EA: Because your technique is so difficult, you decided to make four separate sheets of double dipped paper that fit together like a puzzle to print my block. Your paper with two fiber colors reminded me of traditional chiaroscuro print. To make a print, I draw the image onto the printing template, in this case a piece of 25" x 32" linoleum. Then I cut the drawing off block. You needed to make a people stencil to form your sheets so you figured out the floor plan for a one bedroom house and how to fit fifty sleeping migrants on the floor.
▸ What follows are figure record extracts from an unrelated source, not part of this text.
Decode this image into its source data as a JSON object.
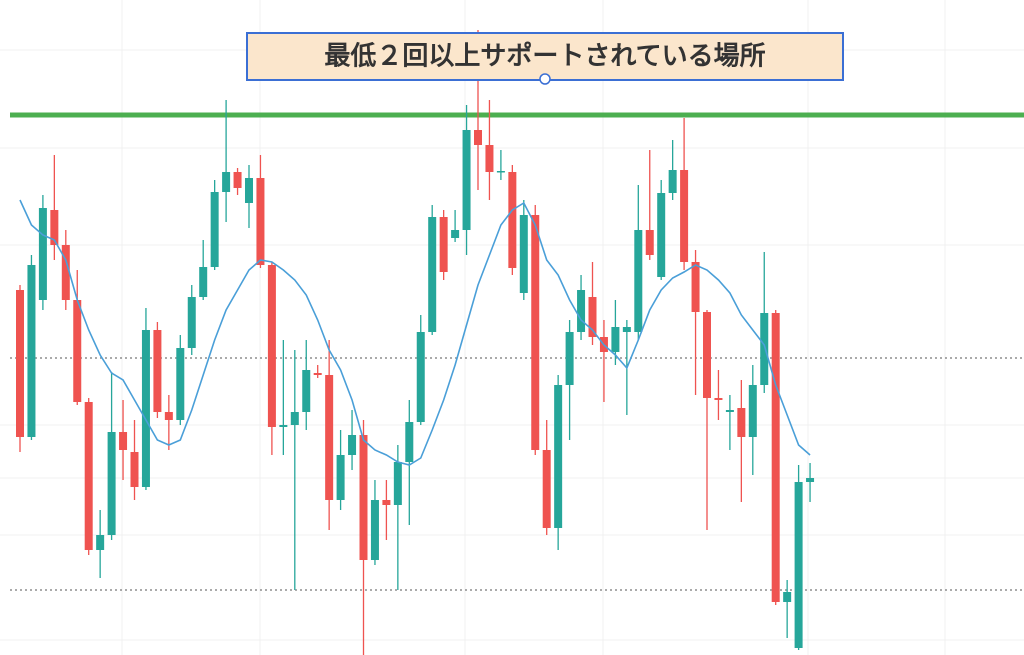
{
  "chart_data": {
    "type": "candlestick",
    "annotation": "最低２回以上サポートされている場所",
    "ylim": [
      0,
      655
    ],
    "up_color": "#26a69a",
    "down_color": "#ef5350",
    "open": [
      365,
      218,
      355,
      445,
      410,
      355,
      253,
      105,
      120,
      223,
      203,
      168,
      325,
      243,
      235,
      307,
      358,
      388,
      463,
      483,
      452,
      477,
      390,
      228,
      230,
      243,
      282,
      280,
      155,
      200,
      220,
      95,
      155,
      150,
      193,
      233,
      323,
      438,
      417,
      425,
      525,
      510,
      483,
      483,
      362,
      440,
      205,
      127,
      270,
      323,
      358,
      318,
      303,
      323,
      323,
      425,
      378,
      462,
      485,
      393,
      343,
      257,
      243,
      247,
      218,
      270,
      342,
      53,
      7,
      173
    ],
    "high": [
      370,
      400,
      460,
      500,
      425,
      385,
      257,
      145,
      283,
      255,
      235,
      347,
      333,
      260,
      320,
      370,
      415,
      475,
      555,
      487,
      490,
      500,
      393,
      315,
      305,
      315,
      290,
      315,
      225,
      245,
      235,
      175,
      175,
      210,
      255,
      340,
      450,
      445,
      445,
      550,
      625,
      555,
      505,
      490,
      455,
      450,
      235,
      280,
      335,
      380,
      393,
      335,
      355,
      335,
      470,
      505,
      475,
      515,
      537,
      405,
      345,
      285,
      260,
      275,
      290,
      403,
      345,
      75,
      190,
      192
    ],
    "low": [
      203,
      215,
      345,
      395,
      345,
      250,
      100,
      77,
      115,
      175,
      155,
      165,
      237,
      205,
      230,
      300,
      355,
      385,
      433,
      460,
      427,
      387,
      200,
      200,
      65,
      225,
      277,
      125,
      145,
      185,
      0,
      90,
      115,
      65,
      130,
      230,
      320,
      375,
      413,
      400,
      465,
      455,
      475,
      380,
      355,
      200,
      120,
      105,
      215,
      315,
      310,
      253,
      290,
      240,
      315,
      395,
      375,
      455,
      385,
      260,
      125,
      235,
      205,
      153,
      180,
      262,
      50,
      17,
      5,
      153
    ],
    "close": [
      218,
      390,
      447,
      410,
      355,
      253,
      105,
      120,
      223,
      205,
      168,
      325,
      243,
      235,
      307,
      358,
      388,
      463,
      483,
      467,
      477,
      390,
      228,
      230,
      243,
      285,
      280,
      155,
      200,
      220,
      95,
      155,
      150,
      193,
      233,
      323,
      438,
      383,
      425,
      525,
      510,
      483,
      484,
      387,
      440,
      205,
      127,
      270,
      323,
      365,
      318,
      303,
      328,
      328,
      425,
      400,
      462,
      485,
      393,
      343,
      257,
      255,
      245,
      218,
      270,
      342,
      53,
      63,
      173,
      177
    ],
    "moving_average": {
      "color": "#4a9fd8",
      "values": [
        455,
        430,
        420,
        415,
        395,
        355,
        325,
        300,
        282,
        275,
        255,
        235,
        215,
        210,
        215,
        245,
        280,
        315,
        345,
        365,
        385,
        395,
        393,
        385,
        375,
        360,
        335,
        305,
        285,
        255,
        215,
        205,
        200,
        193,
        190,
        197,
        225,
        255,
        290,
        330,
        370,
        400,
        430,
        445,
        452,
        430,
        395,
        380,
        355,
        335,
        325,
        310,
        300,
        287,
        315,
        345,
        365,
        377,
        383,
        390,
        385,
        375,
        362,
        340,
        325,
        310,
        270,
        240,
        210,
        200
      ]
    },
    "hlines": [
      {
        "value": 540,
        "color": "#4caf50",
        "style": "solid"
      },
      {
        "value": 297,
        "color": "#777777",
        "style": "dotted"
      },
      {
        "value": 65,
        "color": "#777777",
        "style": "dotted"
      }
    ]
  }
}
SMD: After I made the paper, I returned to Colorado. During the rest of the semester, you were going to meet several more times with Leo's students, who were also working on projects related to human trafficking. When the COVID lockdown happened, Leo's class was interrupted when the school closed. I know that was a setback for you. How did you get through that?

EA: That was the hardest part of this project. I got the pandemic blues and had a hard time getting motivated to finish cutting the block. I couldn't imagine how I was going to register my block to your paper. You were really helpful. Your advice was to be compassionate with myself. Then, I realized that without the pressure of a semester deadline and students' expectations, I could take my time to cut a beautiful linoleum block of the Stash House. I also had the time to draw and cut a second block to make a folio cover to hold the four sheets of printed paper.
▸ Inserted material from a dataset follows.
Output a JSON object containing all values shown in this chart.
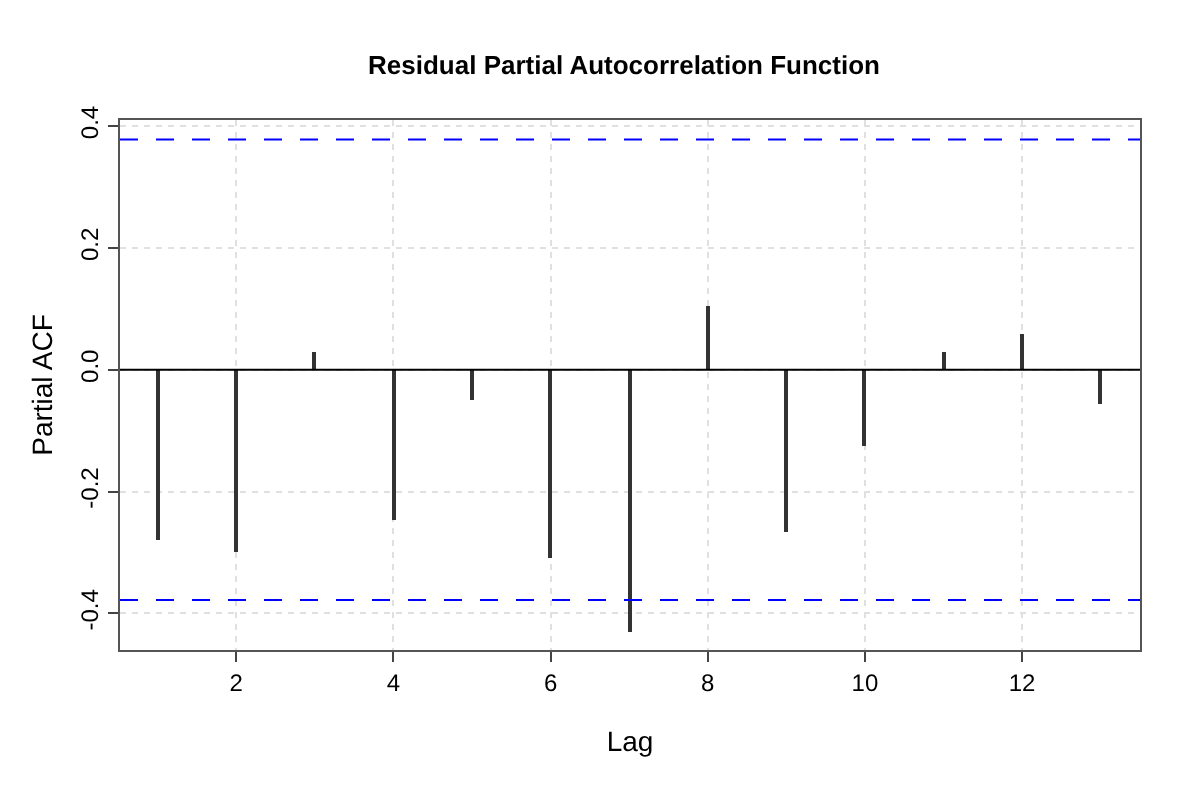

I drew an abandoned house in San Ygnacio and, using the cast paper printing technique we had figured out in 1985, I made the folio covers. I found migrant clothes on the Rio Grande riverbank in Laredo, which I collaged inside the folio covers during the printing.

SMD: I remember when we first started conceptualizing the project, I was hesitant to appropriate someone else's story or get in trouble for referencing the trans-Atlantic slave ships. We talked with the students about their family members' migration stories and you also reached out to your friend Sue Coe for her thoughts. She said art can be the most effective tool to expose and depict struggles and contradictions, but it's not the artist's job to resolve them. You both also talked about the artist being a "witness." Can you expand on that idea?

EA: Bearing witness is the narrative function of art. Living on the border I am a witness to what is happening to the migrants and human rights abuses. I didn't want our work to contribute to the narrative that the border is out of control and that we need the Wall to control it. The migration of people across our southern border can be monitored by CBP and virtual technology. Building a wall to solve the problem is like building prison walls that we live inside.

Sue's wise words were a great help. "In any political art you get into trouble and offend people, trouble is the nature of the beast. But art and a search for meaning can't work within polite parameters. It has to test the waters to open a dialog. If the artist's intent is one of integrity and curiosity, rather than corruption and opportunism, it reveals itself in the art. It's a leap of empathy."

I hope this work creates a dialogue, even if it's only about one aspect of these desperate families' struggle for survival. I'm really happy with the finished project and that Beck Whitehead's visiting artist fund allowed us to work together again at the SWSA. We were anxious to present her with a copy from the edition. She received it in August, six months after we began working on Stash House.

Eric Avery lives and works in San Ygnacio, Texas. Susan Mackin Dolan lives and works in Edwards, Colorado. They have been artist friends and collaborators for 35 years.